Early in the Gospels there is a verse which says that Jesus trusted nobody because he knew what was in their hearts. In particular he did not trust people who flocked to him. He was anti-populist. In the desert, he refused the first temptation to make bread for the masses, the second, to be a sensation by throwing himself from the Temple unhurt and the third of receiving all the kingdoms of the earth while compromising with evil. Each was the easy route to charismatic rule. He walked out on the popularity after the feeding of the five thousand. He moved away from the adulation of the crowds coming into Jerusalem to weep over it, because it was going in a false direction. He could see through the way the crowd was worked before the crucifixion. Indeed, the question of how the great miracle worker and lover of ordinary people could be so deliberately unpopular demands to be addressed. He was, as Isaiah prophesied, “despised and rejected of men”, and ironically pointed out to his disciples that the crowds of thousands had dwindled to a dozen when he did not do what the crowds wanted. So, what is going on here? What was the Son of Man, with two billion plus followers now, doing then to destroy populism?
Oh, you say, surely, this was not about political ideology? But, of course, it was. What else? The King of the Jews, the Messiah, the Son of God, preaching about the Kingdom or Government of God was always presenting Government on God’s terms, for the whole of life, including for politics. He is the centre of good world government and Populism, he seems to suggest, is an evil aberration. He shreds it.
And, of course, really we know it does not work. It is not just Caesars organising Olympic Games and gladiatorial combat in the Coliseum, or Hitler showing his armpit to the adoring masses, or Trump insisting that his crowds were the biggest (they were not), but all popular leaders are dangerous. They can promise, exaggerate, use false emotions, present fake news, optimize, manipulate and especially claim credit and disown failure to get the people’s vote. Democratic rule is accountable service, doing justice, especially by the weak. SUCCESS-ME-FAILURE-THEM is a dangerous myth and Christ refuses it and lays bare the attitudes that cause it. “Do not do things to be seen by people, but do what is right before God whatever.” “Don’t judge others, but judge yourself.” Don’t bluster, but make your Yes and No true. So, the Christ brings to heel all the demagogues and teaches us distrust of them and to hunger and thirst after justice. We know it, but we forget it.
For we, the followers, will follow the Pied Piper and go awhoring after the tunes of nationalism, glory, hate or the glory of war (home by Christmas, and by the way, your sons will be killed). As a careful reading of history shows, often in elections the wrong person/party/government is chosen. We lap up the band music and march in step. We the followers, the masses, the flattered, those worked up to a false god or a false hope or a false wrong or to kill are not to be trusted either. We often goof democracy. Good democracy is not the rule of the people, but government by with and for people under the justice, care, peace and accountability of the Spirit of God.

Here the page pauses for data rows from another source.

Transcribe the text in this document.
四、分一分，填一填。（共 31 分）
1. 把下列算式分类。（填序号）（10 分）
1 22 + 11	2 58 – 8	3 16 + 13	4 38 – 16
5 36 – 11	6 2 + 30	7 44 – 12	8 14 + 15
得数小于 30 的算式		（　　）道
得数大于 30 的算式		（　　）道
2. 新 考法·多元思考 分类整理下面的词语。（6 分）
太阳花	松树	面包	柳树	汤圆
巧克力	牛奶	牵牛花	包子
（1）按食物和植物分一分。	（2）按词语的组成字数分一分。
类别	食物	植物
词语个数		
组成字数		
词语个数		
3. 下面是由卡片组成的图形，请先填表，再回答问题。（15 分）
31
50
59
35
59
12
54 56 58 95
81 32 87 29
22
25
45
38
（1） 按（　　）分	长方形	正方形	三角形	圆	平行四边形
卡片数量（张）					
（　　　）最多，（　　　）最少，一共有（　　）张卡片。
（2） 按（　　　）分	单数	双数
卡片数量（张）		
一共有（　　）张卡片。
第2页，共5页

Do we understand this? Do we see the demagogues, the flatterers, the bribes? Do we see the dangerous sheep, following the false shepherd? It is not easy work. This is not an easy lesson. Yet, it is not even taught in our churches. Untaught Christians, as we know from the States, can be the most gullible. People do not hear the subtlety of Christ, the irony, the demolishing of strongholds, the “they do not practice what they preach”, the “they go after followers, but then make them slaves”. Until Christ, who will do no harm to anyone is at the centre of politics, we are at risk from mass media populism, and it would be a start if Christians were not gullible, conformist and going with the crowd. Rather we are nonconformists, dissenters, protestants against the wide road that leads to destruction, stick with the unpopular truth, refuse to discuss the speck of dust and swallow the camel, and address weightier matters like inequality, world poverty, global warming, war and violence. Then we will be faithful and wise followers of Christ, iron will sharpen iron, and world culture will see and learn to deconstruct political populism before it destroys us.